Przyznam się, że to między innymi przez takich jak oni. Właściwie to dla nich, piszę te słowa. Przechodziłem bowiem kiedyś obok takiej, wiarą i patriotyzmem kipiącej manifestacji. I chyba mnie ktoś z moich stałych czytelników rozpoznał. Usłyszałem nagle, jak najpierw ktoś pojedynczo, a potem już cały tłum skandował "My chcemy bloga! My chcemy bloga!".
Zatkało mnie i nie wiedziałem co im mam odpowiedzieć. Pomyślałem sobie, że OK - ja też bym chciał. Tylko pisać nie mam o czym. Moje żeglarstwo jest tak przyziemne, że z trudem nawiguję w relacjach między mieliznami.
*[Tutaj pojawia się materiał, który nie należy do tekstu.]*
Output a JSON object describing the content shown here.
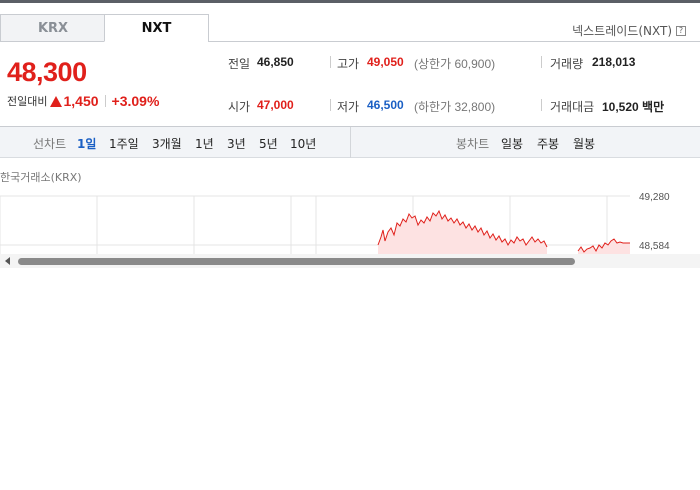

Spragnieni bloga patrioci, w tych swoich chustach i kominiarkach, wyglądali jednak bardzo przekonująco. A czerwone race w ich dłoniach zinterpretowałem jako szczere wezwanie pomocy. Nie potrafiłem odmówić. Taki już jestem.
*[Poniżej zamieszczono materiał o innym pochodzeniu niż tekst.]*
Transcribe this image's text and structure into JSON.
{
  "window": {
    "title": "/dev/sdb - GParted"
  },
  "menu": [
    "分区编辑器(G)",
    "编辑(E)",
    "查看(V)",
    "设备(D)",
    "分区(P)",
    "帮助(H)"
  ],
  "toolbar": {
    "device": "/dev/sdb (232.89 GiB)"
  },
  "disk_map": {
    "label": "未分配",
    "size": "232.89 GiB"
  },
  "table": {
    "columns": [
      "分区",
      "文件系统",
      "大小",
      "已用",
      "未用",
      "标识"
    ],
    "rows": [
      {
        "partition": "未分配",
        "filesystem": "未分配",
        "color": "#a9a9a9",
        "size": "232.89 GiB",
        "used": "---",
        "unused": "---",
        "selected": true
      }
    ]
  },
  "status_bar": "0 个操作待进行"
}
Zmuszony zostałem, tym samym, do bardziej kreatywnego podejścia do pojęcia "sukces".
Nie miałem jednak zamiaru budować jakiejś za małej łódki i gadając sam ze sobą, nabijać sobie w niej siniaków, pływając po jakimś za dużym morzu.
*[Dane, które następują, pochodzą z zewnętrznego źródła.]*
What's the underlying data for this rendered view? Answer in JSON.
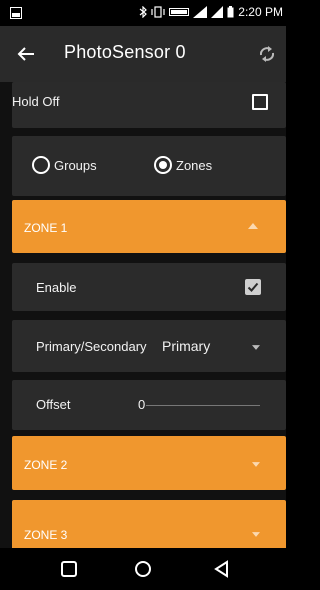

Nie podoba mi się też szybkościowa żegluga w ślizgu czy latanie na hydroskrzydłach. Co ja jakiś, za przeproszeniem, wodolot jestem?
Nawet płynąc gdzieś spokojnie, ale daleko, z jakąś kolorową reklamą na żaglu, też czułbym się nieswój. Taki już ze mnie życiowy nieudacznik.
Czasem jednak miewam przebłyski. Pewnego dnia spojrzałem na mapę i krzyknąłem "Ożesz kulson mać! Mam! Maaam!" (przepraszam za milicyjny zwrot, ale "Eureka!" jest już zajęte od wielu setek lat).
I wiecie co - faktycznie to miałem. Zamierzałem dokonać czegoś, czego jeszcze nikt przede mną nie zrobił...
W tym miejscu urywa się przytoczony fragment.